Nice. Bugger nice. Not a drop of royal blood ran in Kate’s veins, unless you count that tenuous connection to the 1st Marquess of Lansdowne. Really, it was enough to make one sick. She was nice, too, and a born blueblood, and it had only landed her Axelrod. Some people had all the ruddy luck.
“I know, darling,” her husband said now. “We won’t have to stay with the ship once it’s docked in Weymouth. That’s Monkslip-super-Mare in the distance, so we’ve not far to go now. I believe the ship is headed for Amsterdam after Weymouth, and I really can’t abide Amsterdam. All those people riding their bicycles in such a suicidal manner, medicated out of their minds. It’s irresponsible, that sort of thing.”
“The king of the Netherlands is rather dashing, I’ve always thought,” she murmured. “I wonder if he rides?”
“A bicycle? Oh, to hounds, you mean. I’ve no idea, darling. Anyway, I’ve mentioned our leaving to Romero and he’s fine with it, of course. Soon we’ll be free to go.”
“Fine,” she said. “Just do please keep the Margot person away from me. Keep them all away from me, for that matter.”
“Not much longer now, darling. Do be patient.”
“Ya-a-as,” she drawled, bored. One couldn’t smoke out here on deck, the wind just blew everything about and back in one’s face, and the captain went mental if he caught people at it. They’d planned to drop into the lounge and have a quick drink and a smoke, but they’d seen Maurice through the etched glass and decided not to engage. Maurice was all right but well and truly, she’d had enough of show business types for now.
The pair stood staring at the lights twinkling in the distance; they exerted a hypnotic, soothing effect.

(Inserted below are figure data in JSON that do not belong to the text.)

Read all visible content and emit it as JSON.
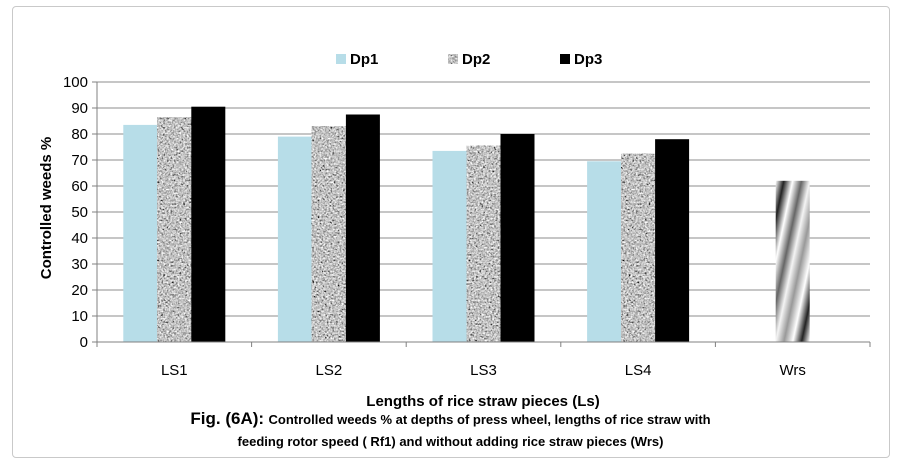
{
  "chart_data": {
    "type": "bar",
    "categories": [
      "LS1",
      "LS2",
      "LS3",
      "LS4",
      "Wrs"
    ],
    "series": [
      {
        "name": "Dp1",
        "values": [
          83.5,
          79,
          73.5,
          69.5,
          null
        ],
        "color": "#b7dde8",
        "pattern": "solid"
      },
      {
        "name": "Dp2",
        "values": [
          86.5,
          83,
          75.5,
          72.5,
          null
        ],
        "color": "#9a9a9a",
        "pattern": "granite"
      },
      {
        "name": "Dp3",
        "values": [
          90.5,
          87.5,
          80,
          78,
          null
        ],
        "color": "#000000",
        "pattern": "solid"
      },
      {
        "name": "",
        "values": [
          null,
          null,
          null,
          null,
          62
        ],
        "color": "#777777",
        "pattern": "diagonal-gradient"
      }
    ],
    "title": "",
    "xlabel": "Lengths of rice straw pieces (Ls)",
    "ylabel": "Controlled weeds %",
    "ylim": [
      0,
      100
    ],
    "yticks": [
      0,
      10,
      20,
      30,
      40,
      50,
      60,
      70,
      80,
      90,
      100
    ],
    "grid": true,
    "legend_position": "top-center"
  },
  "caption": {
    "fig_label": "Fig. (6A):",
    "line1": "Controlled weeds % at depths of  press wheel, lengths of rice straw  with",
    "line2": "feeding rotor speed ( Rf1) and  without adding rice straw pieces (Wrs)"
  }
}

After a moment the baron, finishing off his drink, said, “I can’t imagine what our little author Addison could find to write about her that wouldn’t be actionable, can you?”

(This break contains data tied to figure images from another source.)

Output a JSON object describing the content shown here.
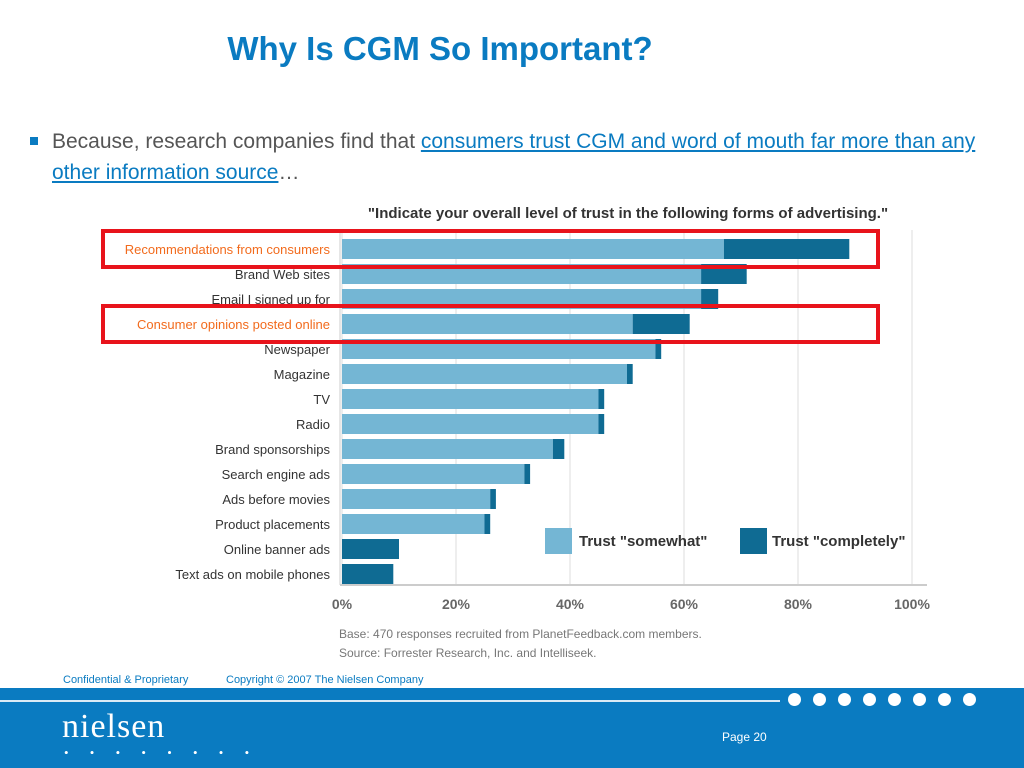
{
  "title": "Why Is CGM So Important?",
  "bullet": {
    "prefix": "Because, research companies find that ",
    "link_text": "consumers trust CGM and word of mouth far more than any other information source",
    "suffix": "…"
  },
  "chart_data": {
    "type": "bar",
    "orientation": "horizontal",
    "stacked": true,
    "title": "\"Indicate your overall level of trust in the following forms of advertising.\"",
    "categories": [
      "Recommendations from consumers",
      "Brand Web sites",
      "Email I signed up for",
      "Consumer opinions posted online",
      "Newspaper",
      "Magazine",
      "TV",
      "Radio",
      "Brand sponsorships",
      "Search engine ads",
      "Ads before movies",
      "Product placements",
      "Online banner ads",
      "Text ads on mobile phones"
    ],
    "highlighted_categories": [
      "Recommendations from consumers",
      "Consumer opinions posted online"
    ],
    "series": [
      {
        "name": "Trust \"somewhat\"",
        "color": "#74b6d4",
        "values": [
          67,
          63,
          63,
          51,
          55,
          50,
          45,
          45,
          37,
          32,
          26,
          25,
          0,
          0
        ]
      },
      {
        "name": "Trust \"completely\"",
        "color": "#0f6b93",
        "values": [
          22,
          8,
          3,
          10,
          1,
          1,
          1,
          1,
          2,
          1,
          1,
          1,
          10,
          9
        ]
      }
    ],
    "xlim": [
      0,
      100
    ],
    "xticks": [
      "0%",
      "20%",
      "40%",
      "60%",
      "80%",
      "100%"
    ],
    "grid": true,
    "legend_position": "bottom-right",
    "highlight_color": "#e8131b",
    "label_highlight_color": "#f26b1d",
    "notes": [
      "Base: 470 responses recruited from PlanetFeedback.com members.",
      "Source: Forrester Research, Inc. and Intelliseek."
    ]
  },
  "footer": {
    "confidential": "Confidential & Proprietary",
    "copyright": "Copyright © 2007 The Nielsen Company",
    "page": "Page 20",
    "logo": "nielsen",
    "logo_dots": "• • • • • • • •"
  }
}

“About Margot? No. No, that’s hard to imagine. Much better to drop the whole project.”
“Perhaps his real problem will be to find something that hasn’t already been written. I mean, the woman has lived her life on the public stage, everything exposed for the world to see, in a manner of speaking.”
“I think Addison’s going on the theory that she can’t last much longer, if you want my opinion. And that will allow him to write what he likes. He told me a biography has a short shelf life, but if it’s going to sell, it will sell quickest in the month of the person’s death.”

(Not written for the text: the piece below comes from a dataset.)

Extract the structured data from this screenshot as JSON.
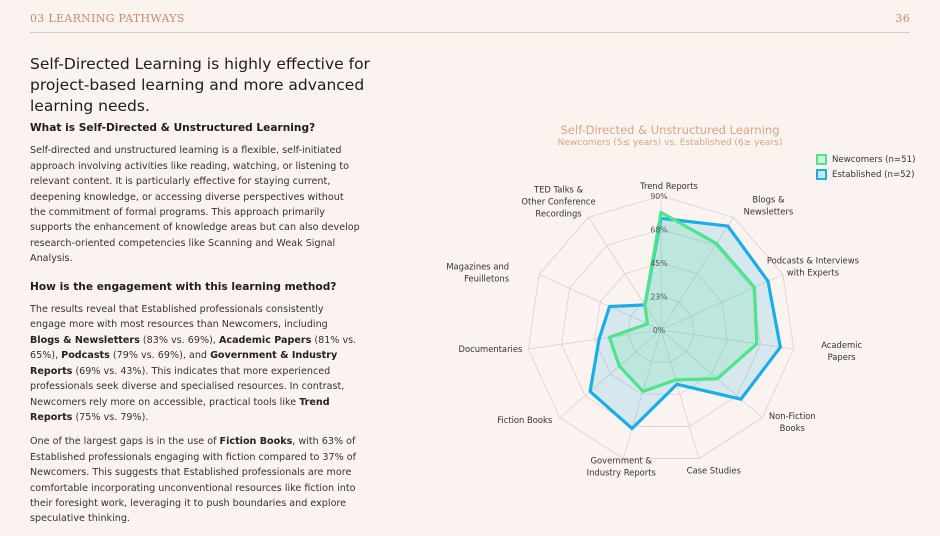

Her husband looked at her, astonished. “I say. How perfectly ghoulish of him to think of it. And she’s not so very old as all that.”
She shrugged. “Perhaps he was joking. But I told you: show business types are simply the worst. So grubby, so tacky. I can’t wait to get to the country, back to the hounds and horses. Back to real life, and real people.”
“Here, here,” said her husband. “There are few things more civilized than a well-run fox hunt.”